Purple Split 7, 2023
Oil on linen
152.4 x 213.4 cm (60 x 84 in)
The tripartite compositions bring to mind early studies of movement, as well as iconic film sequences such as the mirror maze shooting in Orson Welles’s The Lady from Shanghai (1947). As a visual device, the split screen also resonates with today’s digital framework, demonstrating Katz’s continued awareness of how society looks at images.
Alex Katz
Purple Split 10, 2023
Oil on linen
182.9 x 304.8 cm (72 x 120 in)
Purple Split 10, 2023
Charcoal and red chalk on kraft paper
182.9 x 304.8 cm (72 x 120 in)
Katz sketches out his portraits, most often over a single, hour-long sitting, before scaling up the image onto large-scale cartoons whose outlines he transfers through a pouncing technique – the same method employed by Renaissance painters for mapping out frescoes.

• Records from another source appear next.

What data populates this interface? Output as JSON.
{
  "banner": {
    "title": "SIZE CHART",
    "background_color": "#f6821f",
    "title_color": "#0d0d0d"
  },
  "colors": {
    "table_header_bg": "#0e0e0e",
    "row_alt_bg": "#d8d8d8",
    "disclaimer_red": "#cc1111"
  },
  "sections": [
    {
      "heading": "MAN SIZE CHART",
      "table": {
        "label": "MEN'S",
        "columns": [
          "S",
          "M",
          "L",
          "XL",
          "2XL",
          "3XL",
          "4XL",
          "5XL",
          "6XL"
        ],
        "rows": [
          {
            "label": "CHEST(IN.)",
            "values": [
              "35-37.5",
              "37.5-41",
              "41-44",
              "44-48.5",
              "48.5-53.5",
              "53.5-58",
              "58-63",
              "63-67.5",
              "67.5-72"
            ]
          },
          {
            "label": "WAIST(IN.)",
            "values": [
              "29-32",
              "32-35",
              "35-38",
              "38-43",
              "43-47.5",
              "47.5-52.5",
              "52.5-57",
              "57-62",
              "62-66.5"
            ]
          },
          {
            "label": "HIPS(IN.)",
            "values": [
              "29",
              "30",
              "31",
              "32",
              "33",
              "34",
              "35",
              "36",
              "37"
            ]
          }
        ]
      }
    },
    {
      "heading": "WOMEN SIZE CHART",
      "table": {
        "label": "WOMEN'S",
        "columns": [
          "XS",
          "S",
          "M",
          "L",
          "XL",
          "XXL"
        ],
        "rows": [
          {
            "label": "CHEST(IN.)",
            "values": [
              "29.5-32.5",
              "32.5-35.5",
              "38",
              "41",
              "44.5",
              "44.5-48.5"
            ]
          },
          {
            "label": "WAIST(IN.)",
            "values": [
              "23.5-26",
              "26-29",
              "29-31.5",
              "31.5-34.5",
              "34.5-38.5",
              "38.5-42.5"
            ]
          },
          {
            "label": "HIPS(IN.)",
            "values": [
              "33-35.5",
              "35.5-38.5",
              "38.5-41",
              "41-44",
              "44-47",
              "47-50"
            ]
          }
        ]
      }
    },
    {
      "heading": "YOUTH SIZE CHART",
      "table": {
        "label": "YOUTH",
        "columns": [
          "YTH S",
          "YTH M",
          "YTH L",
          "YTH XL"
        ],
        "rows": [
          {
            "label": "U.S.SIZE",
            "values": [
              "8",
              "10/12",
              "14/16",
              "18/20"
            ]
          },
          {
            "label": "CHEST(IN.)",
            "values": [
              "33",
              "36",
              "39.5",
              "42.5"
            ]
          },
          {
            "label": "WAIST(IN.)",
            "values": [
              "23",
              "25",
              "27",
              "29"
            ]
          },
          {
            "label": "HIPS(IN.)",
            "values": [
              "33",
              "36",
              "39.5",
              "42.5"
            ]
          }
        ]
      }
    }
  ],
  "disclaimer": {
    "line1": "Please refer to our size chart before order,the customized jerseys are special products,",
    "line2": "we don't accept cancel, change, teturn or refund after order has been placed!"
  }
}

These drawings provide us with an insight into the artist’s practice, revealing the traditional process that underpins Katz’s sleek and ‘dazzling’ paintings, as they are often described.
Alex Katz
Purple Split 7, 2022
Charcoal and red chalk on kraft paper
152.4 x 213.4 cm (60 x 84 in)
cartoon for the painting An Allegory or Vision of a Knight, c.1504
Pen and brown ink on paper, pricked for transfer
18.2 x 21.4 cm (7.17 x 8.43 in)
British Museum, London
Katz has always defined himself as a painter of ‘the immediate present’. His portraits, like his landscapes, capture a moment, not as an exact likeness, but in terms of its single, irreproducible essence. As Ewa Lajer-Burcharth argues in her essay for the Guggenheim exhibition catalogue: ‘multiplication [suggests] a desire to evacuate all psychic content from the portrait’. Utilising montage as a visual strategy, it is the essence of his sitter Ariel that Katz distils through the many facets of her appearance.